Sono partiti ieri, ma proseguono anche oggi gli Stati Generali della Rai, organizzati in Senato su impulso della presidente della Commissione di Vigilanza Barbara Floridia, dove sono a confronto esponenti politici e di governo, vertici di Viale Mazzini, giornalisti e esperti del settore, mentre in Parlamento è stata avviata la discussione sulla riforma della Rai e del settore radio televisivo. Ma nel frattempo i partiti sono ancora alle prese con lo stallo sulla votazione del presidente della tv pubblica. Così abbiamo chiesto a Michele Anzaldi, già deputato e segretario della Commissione vigilanza Rai, quali sono le criticità.
Anzaldi, agli Stati Generali della Rai è prevista un’ampia partecipazione anche di esponenti della maggioranza e del governo. Quindi è tutto risolto ora per la Rai? Arriveranno le riforme?
Al di là del prestigioso parterre di ospiti e relatori, che vede la presenza di molti autorevoli giornalisti ed addetti ai lavori, in realtà se parliamo di riforme mi viene in mente più il film “La stangata”.
In che senso, scusi?
Per fare le riforme ci vogliono i numeri e ci vuole un dialogo vero tra maggioranza e opposizione. Qui, invece, non vedo né gli uni, né l’altro. La maggioranza pensa addirittura di forzare per votare i giudici costituzionali, figuriamoci se dialoga davvero sulla Rai. L’unico cambiamento che credo uscirà fuori da questi Stati Generali sarà che la maggioranza avrà il presidente del Cda che vuole, mentre invece dovrebbe essere una personalità di garanzia, e un partito dell’opposizione avrà un direttore in più. Niente a che vedere con l’unica vera riforma importante sulla Rai votata in Vigilanza all’unanimità in tempi recenti.
A che si riferisce?
L’unico presidente della Vigilanza che è riuscito negli ultimi anni a portare a casa una riforma davvero decisiva per il servizio pubblico è stato Roberto Fico. Da esponente di minoranza, Fico dialogò con la maggioranza, nello specifico con il sottoscritto allora esponente Pd e segretario della Vigilanza, e con la sinistra, e la Vigilanza all’unanimità approvò il cosiddetto Piano News di Gubitosi, che istituiva le Newsroom e tagliava sprechi per 70 milioni di euro a regime. Una riforma necessaria, che porterebbe la Rai al pari con gli altri servizi pubblici europei e riformerebbe nel profondo un sistema dell’informazione pubblica che, come è chiaro a tutti, non funziona più. Una riforma coraggiosa, votata in Vigilanza e nel Cda Rai, che però i partiti hanno poi deciso di chiudere in un cassetto.
E ora quel progetto non potrebbe essere recuperato?

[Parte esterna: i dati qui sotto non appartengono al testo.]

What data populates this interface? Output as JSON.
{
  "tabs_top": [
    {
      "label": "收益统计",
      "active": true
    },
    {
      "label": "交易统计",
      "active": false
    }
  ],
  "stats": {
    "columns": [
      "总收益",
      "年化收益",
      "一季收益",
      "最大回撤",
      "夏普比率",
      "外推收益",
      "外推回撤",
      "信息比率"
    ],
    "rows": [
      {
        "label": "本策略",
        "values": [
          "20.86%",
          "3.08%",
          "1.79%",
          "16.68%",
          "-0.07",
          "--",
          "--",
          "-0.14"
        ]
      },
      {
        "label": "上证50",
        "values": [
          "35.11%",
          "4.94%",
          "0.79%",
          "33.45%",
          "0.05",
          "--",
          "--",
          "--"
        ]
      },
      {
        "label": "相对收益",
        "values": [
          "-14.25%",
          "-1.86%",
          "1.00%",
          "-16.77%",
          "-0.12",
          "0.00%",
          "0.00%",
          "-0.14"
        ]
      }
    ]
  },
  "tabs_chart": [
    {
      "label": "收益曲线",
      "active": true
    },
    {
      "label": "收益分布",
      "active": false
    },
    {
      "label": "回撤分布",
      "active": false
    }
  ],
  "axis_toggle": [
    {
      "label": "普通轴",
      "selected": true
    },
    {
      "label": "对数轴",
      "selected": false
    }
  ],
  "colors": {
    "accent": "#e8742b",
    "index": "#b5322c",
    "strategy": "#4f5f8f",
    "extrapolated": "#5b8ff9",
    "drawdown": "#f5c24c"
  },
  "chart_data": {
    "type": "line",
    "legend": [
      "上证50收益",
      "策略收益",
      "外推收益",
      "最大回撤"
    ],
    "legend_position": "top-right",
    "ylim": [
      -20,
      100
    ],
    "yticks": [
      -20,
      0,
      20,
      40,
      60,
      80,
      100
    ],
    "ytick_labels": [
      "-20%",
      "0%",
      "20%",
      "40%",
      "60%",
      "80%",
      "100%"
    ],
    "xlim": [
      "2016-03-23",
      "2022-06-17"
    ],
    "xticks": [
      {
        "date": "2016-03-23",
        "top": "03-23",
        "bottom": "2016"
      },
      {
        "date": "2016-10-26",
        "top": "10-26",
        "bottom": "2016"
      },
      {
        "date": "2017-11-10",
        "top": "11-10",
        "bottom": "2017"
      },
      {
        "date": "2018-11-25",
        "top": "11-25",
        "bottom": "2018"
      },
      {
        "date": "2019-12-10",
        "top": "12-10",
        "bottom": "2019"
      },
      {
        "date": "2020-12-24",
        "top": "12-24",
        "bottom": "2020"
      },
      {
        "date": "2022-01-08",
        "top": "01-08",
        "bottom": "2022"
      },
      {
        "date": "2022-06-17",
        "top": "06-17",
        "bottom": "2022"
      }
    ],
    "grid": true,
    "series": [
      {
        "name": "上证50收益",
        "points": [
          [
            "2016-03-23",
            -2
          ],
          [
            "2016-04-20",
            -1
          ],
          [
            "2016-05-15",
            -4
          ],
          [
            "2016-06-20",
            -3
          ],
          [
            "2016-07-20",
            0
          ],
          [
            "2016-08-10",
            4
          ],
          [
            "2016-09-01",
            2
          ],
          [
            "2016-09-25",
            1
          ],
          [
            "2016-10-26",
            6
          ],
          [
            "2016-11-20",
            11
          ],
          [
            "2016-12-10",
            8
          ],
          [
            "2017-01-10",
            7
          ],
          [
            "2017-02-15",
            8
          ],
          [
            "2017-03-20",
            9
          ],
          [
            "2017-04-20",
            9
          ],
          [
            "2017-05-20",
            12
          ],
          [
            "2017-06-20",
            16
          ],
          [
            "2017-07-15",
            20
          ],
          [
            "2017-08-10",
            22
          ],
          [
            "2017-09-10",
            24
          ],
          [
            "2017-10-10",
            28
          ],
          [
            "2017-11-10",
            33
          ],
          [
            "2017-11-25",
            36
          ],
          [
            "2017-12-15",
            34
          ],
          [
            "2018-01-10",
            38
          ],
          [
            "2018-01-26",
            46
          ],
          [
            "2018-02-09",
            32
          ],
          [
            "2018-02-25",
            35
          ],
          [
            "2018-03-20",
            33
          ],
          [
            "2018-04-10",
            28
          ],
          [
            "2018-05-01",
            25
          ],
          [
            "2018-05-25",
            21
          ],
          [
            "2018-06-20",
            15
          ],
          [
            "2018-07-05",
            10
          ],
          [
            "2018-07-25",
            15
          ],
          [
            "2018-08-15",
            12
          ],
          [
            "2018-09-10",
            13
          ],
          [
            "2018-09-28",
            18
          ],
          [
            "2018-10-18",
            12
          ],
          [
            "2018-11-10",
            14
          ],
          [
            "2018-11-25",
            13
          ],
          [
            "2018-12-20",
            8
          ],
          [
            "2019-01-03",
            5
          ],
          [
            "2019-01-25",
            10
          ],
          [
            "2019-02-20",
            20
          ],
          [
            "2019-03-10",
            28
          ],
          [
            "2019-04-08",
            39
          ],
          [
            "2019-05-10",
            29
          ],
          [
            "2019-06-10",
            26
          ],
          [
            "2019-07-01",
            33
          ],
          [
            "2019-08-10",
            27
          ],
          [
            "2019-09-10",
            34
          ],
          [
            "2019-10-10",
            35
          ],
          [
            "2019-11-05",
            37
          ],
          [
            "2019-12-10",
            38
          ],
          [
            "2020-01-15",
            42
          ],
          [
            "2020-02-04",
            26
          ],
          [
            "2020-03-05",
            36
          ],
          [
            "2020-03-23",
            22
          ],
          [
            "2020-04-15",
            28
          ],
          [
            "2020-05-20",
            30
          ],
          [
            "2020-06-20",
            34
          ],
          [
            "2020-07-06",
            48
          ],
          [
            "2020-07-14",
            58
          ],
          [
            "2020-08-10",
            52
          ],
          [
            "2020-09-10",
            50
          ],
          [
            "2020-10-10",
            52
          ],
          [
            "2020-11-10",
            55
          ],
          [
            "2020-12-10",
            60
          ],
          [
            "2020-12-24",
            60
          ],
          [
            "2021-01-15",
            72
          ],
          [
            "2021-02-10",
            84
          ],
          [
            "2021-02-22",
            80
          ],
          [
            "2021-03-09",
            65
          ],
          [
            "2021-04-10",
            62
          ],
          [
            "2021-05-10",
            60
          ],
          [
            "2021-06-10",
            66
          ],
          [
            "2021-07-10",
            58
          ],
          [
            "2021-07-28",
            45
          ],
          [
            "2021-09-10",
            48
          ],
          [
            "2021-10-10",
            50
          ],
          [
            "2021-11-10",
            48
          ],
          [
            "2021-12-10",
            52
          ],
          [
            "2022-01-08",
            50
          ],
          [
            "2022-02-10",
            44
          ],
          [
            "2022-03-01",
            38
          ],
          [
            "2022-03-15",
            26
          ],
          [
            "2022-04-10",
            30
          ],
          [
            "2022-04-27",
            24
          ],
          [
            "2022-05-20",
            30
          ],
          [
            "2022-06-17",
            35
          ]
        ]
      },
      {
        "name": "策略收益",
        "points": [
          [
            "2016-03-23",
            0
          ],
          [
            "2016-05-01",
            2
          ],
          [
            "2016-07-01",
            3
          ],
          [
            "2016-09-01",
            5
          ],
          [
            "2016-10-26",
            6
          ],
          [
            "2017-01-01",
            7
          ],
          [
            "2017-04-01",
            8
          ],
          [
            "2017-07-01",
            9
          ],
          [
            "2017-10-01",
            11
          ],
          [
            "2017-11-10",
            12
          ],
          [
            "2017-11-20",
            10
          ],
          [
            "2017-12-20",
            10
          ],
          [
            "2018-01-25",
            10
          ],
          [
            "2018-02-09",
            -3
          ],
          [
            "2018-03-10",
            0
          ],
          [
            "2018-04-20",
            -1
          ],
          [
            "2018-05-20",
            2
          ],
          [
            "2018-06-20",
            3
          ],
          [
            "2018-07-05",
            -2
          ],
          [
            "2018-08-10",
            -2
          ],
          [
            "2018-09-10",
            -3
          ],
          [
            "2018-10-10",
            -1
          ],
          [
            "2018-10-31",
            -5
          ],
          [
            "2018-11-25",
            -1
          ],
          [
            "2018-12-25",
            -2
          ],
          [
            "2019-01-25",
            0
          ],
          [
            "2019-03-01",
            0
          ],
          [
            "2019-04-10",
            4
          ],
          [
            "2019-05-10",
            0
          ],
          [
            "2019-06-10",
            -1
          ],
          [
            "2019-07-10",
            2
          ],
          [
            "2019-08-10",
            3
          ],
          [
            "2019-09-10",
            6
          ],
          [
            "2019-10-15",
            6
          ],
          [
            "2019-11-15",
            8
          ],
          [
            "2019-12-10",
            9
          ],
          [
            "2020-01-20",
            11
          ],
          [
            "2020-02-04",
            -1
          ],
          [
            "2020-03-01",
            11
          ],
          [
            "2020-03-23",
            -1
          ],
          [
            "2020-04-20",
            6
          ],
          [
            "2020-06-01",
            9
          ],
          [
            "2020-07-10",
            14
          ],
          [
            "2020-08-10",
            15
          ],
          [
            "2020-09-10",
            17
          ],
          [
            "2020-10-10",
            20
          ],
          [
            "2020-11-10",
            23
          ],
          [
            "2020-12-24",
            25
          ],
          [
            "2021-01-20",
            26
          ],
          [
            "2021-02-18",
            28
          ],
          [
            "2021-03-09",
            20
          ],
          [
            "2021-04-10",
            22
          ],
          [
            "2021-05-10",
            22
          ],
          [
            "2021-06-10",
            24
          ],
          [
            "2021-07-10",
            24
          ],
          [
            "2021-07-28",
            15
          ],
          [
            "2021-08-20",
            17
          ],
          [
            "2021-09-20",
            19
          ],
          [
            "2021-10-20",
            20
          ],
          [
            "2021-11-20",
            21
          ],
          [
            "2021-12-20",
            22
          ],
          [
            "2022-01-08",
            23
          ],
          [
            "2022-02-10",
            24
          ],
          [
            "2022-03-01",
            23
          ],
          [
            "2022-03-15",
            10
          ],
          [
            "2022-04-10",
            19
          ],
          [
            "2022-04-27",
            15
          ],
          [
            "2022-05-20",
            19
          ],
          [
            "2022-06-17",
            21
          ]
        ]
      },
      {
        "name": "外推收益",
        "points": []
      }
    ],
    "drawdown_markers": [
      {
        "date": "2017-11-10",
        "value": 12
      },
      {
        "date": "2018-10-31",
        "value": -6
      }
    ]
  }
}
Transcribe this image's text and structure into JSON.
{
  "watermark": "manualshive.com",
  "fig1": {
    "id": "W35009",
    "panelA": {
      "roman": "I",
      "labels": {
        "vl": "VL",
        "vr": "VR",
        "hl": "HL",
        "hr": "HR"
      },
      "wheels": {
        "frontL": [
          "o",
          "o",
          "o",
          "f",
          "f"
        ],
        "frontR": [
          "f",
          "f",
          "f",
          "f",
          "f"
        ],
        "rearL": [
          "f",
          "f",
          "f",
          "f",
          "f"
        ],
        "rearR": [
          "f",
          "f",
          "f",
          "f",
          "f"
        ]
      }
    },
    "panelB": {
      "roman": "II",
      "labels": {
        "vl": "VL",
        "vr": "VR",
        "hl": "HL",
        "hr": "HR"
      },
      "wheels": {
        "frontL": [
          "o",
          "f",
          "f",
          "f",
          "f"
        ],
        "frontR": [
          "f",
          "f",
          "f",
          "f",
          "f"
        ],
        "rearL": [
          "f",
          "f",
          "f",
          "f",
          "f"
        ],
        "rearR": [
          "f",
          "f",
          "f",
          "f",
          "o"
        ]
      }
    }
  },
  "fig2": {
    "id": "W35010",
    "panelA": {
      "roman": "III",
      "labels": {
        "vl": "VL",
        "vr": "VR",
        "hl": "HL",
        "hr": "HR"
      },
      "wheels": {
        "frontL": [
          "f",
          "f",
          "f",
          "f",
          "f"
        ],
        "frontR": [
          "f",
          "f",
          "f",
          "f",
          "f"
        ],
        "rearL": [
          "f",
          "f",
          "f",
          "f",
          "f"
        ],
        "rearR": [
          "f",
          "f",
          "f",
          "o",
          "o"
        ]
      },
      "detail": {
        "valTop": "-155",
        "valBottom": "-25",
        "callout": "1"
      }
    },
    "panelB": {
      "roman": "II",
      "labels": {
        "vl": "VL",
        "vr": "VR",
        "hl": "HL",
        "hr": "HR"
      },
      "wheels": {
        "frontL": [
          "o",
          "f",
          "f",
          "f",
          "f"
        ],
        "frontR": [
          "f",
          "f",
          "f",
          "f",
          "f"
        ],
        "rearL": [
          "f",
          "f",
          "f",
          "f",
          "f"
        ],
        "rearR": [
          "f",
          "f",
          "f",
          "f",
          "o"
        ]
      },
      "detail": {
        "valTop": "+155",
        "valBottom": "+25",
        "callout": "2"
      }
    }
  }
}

Si potrebbe applicare subito, è già pronto, ma non mi pare ci sia alcuna intenzione di ritirarlo fuori. Non a caso Roberto Fico, il più autorevole esponente M5s in tema di servizio pubblico e l’artefice di quella preziosa riforma, a quanto leggo dal programma a questi Stati Generali non è stato neanche invitato.
Perché i partiti sono contrari alle Newsroom?
Perché l’unico interesse delle forze politiche, quando si parla di Rai, è avere un direttore di fiducia, almeno quattro vicedirettori, nomine nei programmi, promozioni per i giornalisti considerati vicini, soldi per nuovi programmi, che spesso si rivelano clamorosi flop. In questo modo si sperperano i soldi del canone. La Rai è l’unico servizio pubblico europeo ad avere sette testate giornalistiche televisive, con relativi direttori, condirettori e vicedirettori. Nessuna altra tv pubblica ha un sistema del genere. Il risultato, però, non è solo una mole incredibile di sprechi, ma anche che il prodotto diventa scadente, perché non guidato dalla deontologia giornalistica, ma dalla fedeltà politica. Agli Stati Generali qualcuno affronterà il tema del crollo degli ascolti di questi Tg Rai? Qualcuno dirà che i telespettatori interessati all’informazione devono girare su La7 e Mediaset, reti commerciali che si reggono sulla pubblicità e non sul canone?